Cette année, l’esprit libre de Nicolaï Erdman fait son grand retour sur les planches de la capitale. Après le satirique Mandat à la Tempête en mai dernier, voici Le Suicidé qui réapparaît à la Comédie Française. Ces deux œuvres, écrites il y a près d’un siècle (respectivement en 1925 et 1928), sont les seules pièces d’Erdman, un jeune auteur soviétique censuré par le régime stalinien, et finalement exilé après son arrestation par le NKVD en 1933. Son humour grinçant et les thèmes qu’il aborde (liberté individuelle, propagande politique, manipulation sociale) vont faire du Suicidé une pièce interdite par le régime et d’Erdman un poète censuré comme Essenine et Maïakovski. Disparu dans l’oubli en 1970, il laisse derrière lui une satire corrosive de la société soviétique.
Le Suicidé explore la trajectoire d’un homme qui s’accroche à la vie malgré une société qui l’oppresse. « Je veux vivre… quand on coupe la tête à un poulet, il continue de courir dans la cour la tête coupée, même comme un poulet, même la tête coupée, mais vivre, camarades, je ne veux pas mourir : ni pour vous, ni pour eux, ni pour une classe », déclare Sémione Podsékalnikov, le Suicidé d’Edman (brillamment interprété par Jérémy Lopez). Voilà la simple requête d’un homme après dix ans de régime soviétique. Réduit à une existence précaire et déshumanisée, Sémione est un chômeur ordinaire vivant aux crochets de sa femme Maria et de sa belle-mère. Il vit privé de toute intimité dans une kommunalka (un appartement communautaire soviétique). Et une nuit, rongé par la famine, il n’y tient plus et demande à sa femme de lui couper un morceau de saucisson. La requête fait éclater une dispute, réveille les voisins, et tout ce que fait Sémione est alors interprété de travers par sa famille et son entourage qui se persuadent qu’il envisage un « suicide imminent » avec ce bout de saucisson qu’ils ont pris pour un pistolet.
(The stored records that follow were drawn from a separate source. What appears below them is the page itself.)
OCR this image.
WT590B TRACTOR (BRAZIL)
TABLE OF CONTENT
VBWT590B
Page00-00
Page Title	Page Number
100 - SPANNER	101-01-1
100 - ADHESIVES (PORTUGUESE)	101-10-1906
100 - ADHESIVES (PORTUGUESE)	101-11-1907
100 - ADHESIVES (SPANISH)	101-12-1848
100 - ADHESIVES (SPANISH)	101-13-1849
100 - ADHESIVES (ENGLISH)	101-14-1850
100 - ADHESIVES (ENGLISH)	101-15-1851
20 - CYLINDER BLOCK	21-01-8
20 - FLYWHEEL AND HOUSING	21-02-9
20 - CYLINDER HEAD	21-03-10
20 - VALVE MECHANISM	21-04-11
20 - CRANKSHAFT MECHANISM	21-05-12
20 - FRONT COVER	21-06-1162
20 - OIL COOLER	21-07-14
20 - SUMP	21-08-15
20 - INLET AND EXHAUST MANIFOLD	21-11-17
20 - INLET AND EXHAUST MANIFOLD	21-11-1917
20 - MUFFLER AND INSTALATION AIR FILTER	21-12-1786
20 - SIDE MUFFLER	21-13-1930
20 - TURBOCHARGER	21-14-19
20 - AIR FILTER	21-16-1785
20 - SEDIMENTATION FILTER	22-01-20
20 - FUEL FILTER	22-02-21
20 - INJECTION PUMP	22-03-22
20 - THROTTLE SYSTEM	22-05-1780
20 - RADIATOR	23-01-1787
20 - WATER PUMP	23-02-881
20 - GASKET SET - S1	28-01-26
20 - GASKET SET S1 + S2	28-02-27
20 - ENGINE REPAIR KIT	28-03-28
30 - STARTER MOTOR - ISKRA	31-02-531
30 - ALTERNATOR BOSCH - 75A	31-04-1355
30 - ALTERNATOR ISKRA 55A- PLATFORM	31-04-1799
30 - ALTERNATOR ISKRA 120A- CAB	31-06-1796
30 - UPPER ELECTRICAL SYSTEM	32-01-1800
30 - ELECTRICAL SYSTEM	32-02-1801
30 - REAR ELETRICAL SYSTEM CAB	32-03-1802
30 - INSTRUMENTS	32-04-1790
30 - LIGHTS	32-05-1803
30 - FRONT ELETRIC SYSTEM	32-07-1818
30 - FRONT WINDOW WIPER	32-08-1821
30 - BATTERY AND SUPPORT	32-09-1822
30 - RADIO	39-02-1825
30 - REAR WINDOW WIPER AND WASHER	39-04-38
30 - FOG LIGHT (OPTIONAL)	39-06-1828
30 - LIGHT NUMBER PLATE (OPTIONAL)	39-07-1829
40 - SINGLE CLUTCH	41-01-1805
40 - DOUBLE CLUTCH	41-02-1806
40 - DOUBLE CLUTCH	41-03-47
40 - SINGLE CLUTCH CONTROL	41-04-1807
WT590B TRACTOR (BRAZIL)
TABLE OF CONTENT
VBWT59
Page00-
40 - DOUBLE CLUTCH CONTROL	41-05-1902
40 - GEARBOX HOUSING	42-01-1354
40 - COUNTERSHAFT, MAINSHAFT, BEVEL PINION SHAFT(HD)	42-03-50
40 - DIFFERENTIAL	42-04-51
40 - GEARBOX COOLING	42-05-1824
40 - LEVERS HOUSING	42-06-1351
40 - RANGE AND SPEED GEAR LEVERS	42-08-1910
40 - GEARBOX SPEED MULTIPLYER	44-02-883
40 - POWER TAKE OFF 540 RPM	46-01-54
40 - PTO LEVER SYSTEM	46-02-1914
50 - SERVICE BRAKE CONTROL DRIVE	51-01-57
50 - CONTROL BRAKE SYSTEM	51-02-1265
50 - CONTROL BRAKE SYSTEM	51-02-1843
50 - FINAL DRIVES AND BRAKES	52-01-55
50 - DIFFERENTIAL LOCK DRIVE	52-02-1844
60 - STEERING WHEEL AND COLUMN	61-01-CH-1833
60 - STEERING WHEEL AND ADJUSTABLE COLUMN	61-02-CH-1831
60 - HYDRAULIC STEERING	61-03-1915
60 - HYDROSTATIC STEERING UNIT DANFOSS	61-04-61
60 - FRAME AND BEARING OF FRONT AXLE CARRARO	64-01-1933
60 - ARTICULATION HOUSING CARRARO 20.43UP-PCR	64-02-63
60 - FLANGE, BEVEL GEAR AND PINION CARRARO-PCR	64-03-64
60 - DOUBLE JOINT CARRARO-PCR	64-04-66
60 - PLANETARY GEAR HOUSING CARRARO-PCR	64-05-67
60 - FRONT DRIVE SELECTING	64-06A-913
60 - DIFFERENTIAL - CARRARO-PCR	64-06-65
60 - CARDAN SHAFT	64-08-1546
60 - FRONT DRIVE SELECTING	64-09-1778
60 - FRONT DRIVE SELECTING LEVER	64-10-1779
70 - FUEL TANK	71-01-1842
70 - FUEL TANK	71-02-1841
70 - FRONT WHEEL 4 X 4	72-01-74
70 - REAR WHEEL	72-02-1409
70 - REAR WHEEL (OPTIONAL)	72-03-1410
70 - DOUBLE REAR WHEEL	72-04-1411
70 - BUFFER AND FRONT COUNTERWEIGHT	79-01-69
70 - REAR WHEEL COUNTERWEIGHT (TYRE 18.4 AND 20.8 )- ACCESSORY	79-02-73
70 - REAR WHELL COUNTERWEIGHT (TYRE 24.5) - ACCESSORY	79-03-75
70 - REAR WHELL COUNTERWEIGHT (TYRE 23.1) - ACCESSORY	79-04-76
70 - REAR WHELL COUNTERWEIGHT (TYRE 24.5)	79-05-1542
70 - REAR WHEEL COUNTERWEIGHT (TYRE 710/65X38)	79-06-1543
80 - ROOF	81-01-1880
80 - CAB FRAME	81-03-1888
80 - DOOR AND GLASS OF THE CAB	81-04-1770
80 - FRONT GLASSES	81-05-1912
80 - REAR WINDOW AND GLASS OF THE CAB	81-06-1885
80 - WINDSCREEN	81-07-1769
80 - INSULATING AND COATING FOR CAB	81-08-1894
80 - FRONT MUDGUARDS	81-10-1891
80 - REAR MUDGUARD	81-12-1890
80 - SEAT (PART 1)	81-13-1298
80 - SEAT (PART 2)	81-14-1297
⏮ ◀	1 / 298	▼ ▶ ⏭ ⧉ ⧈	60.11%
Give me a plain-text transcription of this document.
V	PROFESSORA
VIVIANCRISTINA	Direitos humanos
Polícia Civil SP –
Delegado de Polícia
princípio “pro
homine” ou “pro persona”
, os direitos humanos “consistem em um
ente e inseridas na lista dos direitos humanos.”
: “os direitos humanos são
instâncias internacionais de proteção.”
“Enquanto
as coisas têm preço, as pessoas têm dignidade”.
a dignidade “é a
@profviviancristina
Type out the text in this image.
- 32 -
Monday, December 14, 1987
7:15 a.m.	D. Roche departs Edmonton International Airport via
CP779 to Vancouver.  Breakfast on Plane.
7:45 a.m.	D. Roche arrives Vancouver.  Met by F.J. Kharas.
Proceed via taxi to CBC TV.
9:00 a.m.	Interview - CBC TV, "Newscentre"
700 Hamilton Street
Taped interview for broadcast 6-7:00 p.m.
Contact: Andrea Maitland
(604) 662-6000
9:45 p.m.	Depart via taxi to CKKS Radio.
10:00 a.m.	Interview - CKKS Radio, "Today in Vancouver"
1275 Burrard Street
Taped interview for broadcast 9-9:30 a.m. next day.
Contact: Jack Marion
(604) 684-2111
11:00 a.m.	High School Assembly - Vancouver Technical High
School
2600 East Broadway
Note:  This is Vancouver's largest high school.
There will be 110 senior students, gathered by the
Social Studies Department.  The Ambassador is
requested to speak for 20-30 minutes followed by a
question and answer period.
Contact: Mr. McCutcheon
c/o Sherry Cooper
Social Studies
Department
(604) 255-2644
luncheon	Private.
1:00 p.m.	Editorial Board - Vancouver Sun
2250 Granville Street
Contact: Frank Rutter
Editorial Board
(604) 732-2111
Tout à coup, Sémione devient quelqu’un : les différents membres de la société soviétique — le clergé, les intellectuels, les bureaucrates, les artisans — se pressent autour de lui pour tenter de convaincre le futur mort de laisser une lettre justifiant son suicide au nom de leurs intérêts et luttes personnelles. « Permettez-moi de vous expliquer pourquoi vous vous suicidez », lui assène sans beaucoup d’empathie le représentant des intellectuels. La course à la récupération est cartoonesque face à Sémione qui a de moins en moins envie de mourir !
Dans la mise en scène de Stéphane Varupenne, le burlesque gagne en puissance crescendo jusqu’au dernier acte, absolument génial d’absurdité et de trouvailles scénographiques. La peur des personnages qu’une « paranoïa » constante habite, les conduit à devenir « cyniques, opportunistes et délateurs », souligne Varupenne. Le Suicidé fait se confronter des « petites gens » pathétiques et déshumanisés, des êtres manipulés par l’Histoire. Ces personnages, privés de sens et d’idéaux, incarnent l’ironie d’un pouvoir impalpable qui les « laisse se dévorer entre eux », explique le metteur en scène. À travers ce spectacle de la cruauté, Varupenne a souhaité faire ressentir au public une tendre empathie pour ces personnages fragiles, en particulier Sémione, un héros démuni dont la phrase « je n’étais qu’un homme qui vivait comme un homme » illustre une simple humanité résistant à l’inhumanité ambiante.
Les questionnements existentiels de la pièce d’Edman ressortent puissamment dans cette nouvelle mise en scène. La satire est poussée à l’extrême. C’est pourquoi, avec l’aide d’Eric Ruf pour la scénographie, Varupenne crée un « petit théâtre de marionnettes » suggérant un monde où les personnages s’agitent « comme des souris prises au piège ». Enfin, la musique, essentielle pour Varupenne, accompagne les acteurs : ce dernier espère qu’elle servira « de contrepoint aux dialogues », reflétant l’humour et l’âpreté du texte d’Erdman et renforçant cette immersion entre grotesque, tendre et cruel.
Le Suicidé, d’Edman à la Comédie française salle Richelieu, jusqu’au 2 février 2025.